France : opération commando contre un fourgon blindé

Une dizaine d’hommes, des explosifs, cinq véhicules dont une jeep et un camion: une véritable opération commando a été lancée lundi contre un fourgon de transport de fonds dans le sud-est de la France, qui s’est soldée par le vol de plusieurs millions d’euros. L’attaque du fourgon de la société Sazias, qui se rendait à la Banque de France dans la ville de Toulon, a eu lieu dans la matinée près d’Aubagne et n’a pas fait de blessés.

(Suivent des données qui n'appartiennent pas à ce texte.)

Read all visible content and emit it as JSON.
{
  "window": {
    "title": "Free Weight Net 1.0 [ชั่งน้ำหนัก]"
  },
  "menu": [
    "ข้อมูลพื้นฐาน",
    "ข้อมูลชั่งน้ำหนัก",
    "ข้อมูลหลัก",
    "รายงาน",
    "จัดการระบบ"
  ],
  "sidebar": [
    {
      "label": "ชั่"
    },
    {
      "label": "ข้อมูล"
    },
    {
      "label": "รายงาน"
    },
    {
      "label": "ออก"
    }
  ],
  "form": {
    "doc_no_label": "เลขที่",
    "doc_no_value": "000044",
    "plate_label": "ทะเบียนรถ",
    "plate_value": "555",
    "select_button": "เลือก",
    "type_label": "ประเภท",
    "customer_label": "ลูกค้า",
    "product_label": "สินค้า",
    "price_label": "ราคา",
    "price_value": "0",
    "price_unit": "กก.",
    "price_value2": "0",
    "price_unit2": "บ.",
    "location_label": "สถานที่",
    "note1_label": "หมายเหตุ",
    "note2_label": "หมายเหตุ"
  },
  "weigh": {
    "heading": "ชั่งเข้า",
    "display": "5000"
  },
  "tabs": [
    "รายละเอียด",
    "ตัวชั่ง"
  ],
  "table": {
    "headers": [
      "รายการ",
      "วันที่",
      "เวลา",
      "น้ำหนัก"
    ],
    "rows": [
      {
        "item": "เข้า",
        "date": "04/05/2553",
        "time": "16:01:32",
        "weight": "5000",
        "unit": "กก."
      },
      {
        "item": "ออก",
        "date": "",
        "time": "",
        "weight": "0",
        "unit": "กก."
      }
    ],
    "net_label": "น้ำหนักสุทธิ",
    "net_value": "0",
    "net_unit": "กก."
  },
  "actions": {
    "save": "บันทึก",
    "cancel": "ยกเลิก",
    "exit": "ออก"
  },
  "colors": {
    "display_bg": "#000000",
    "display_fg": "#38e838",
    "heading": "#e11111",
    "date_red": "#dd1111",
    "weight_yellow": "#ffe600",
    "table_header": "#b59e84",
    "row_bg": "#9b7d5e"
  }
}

Selon Eric Pernet, un responsable de Sazias, le fourgon était assuré pour huit millions d’euros mais les malfaiteurs n’ayant fait exploser que deux coffres sur quatre, ils n’ont pu voler au maximum que quatre millions d’euros. Le procureur de la République de Marseille, Jacques Dallest, a fait état d’un «commando d’une dizaine d’hommes», «manifestement très organisé». «Ils ont ouvert le fourgon à l’explosif, ça suppose de gros moyens», a-t-il indiqué, avant d’ajouter qu’ils «ont pris la fuite à bord de plusieurs véhicules et plusieurs sont en train de brûler actuellement». Selon Mickael Maurid, un employé d’une entreprise voisine qui a vu la scène, les malfaiteurs ont dans un premier temps tiré une roquette sur la porte arrière du fourgon avant d’utiliser des explosifs. Ils se sont fait passer pour des policiers à l’aide d’un véhicule avec gyrophare. Selon Eric Pernet, les malfaiteurs sont arrivés dans cinq véhicules dont un camion et une jeep qui ont été brûlés sur place, a rapporté une journaliste de l’AFP. Le fourgon était équipé de la dernière technologie de protection «double-peau». Les malfaiteurs se sont emparés des armes des convoyeurs et se sont fait remettre le butin. Une fusillade a ensuite éclaté à l’arrivée sur les lieux de la police qui a essuyé des rafales de Kalachnikov. Les braqueurs ont réussi à prendre la fuite et le plan anti-hold-up a été déclenché, avec l’appui notamment d’un hélicoptère.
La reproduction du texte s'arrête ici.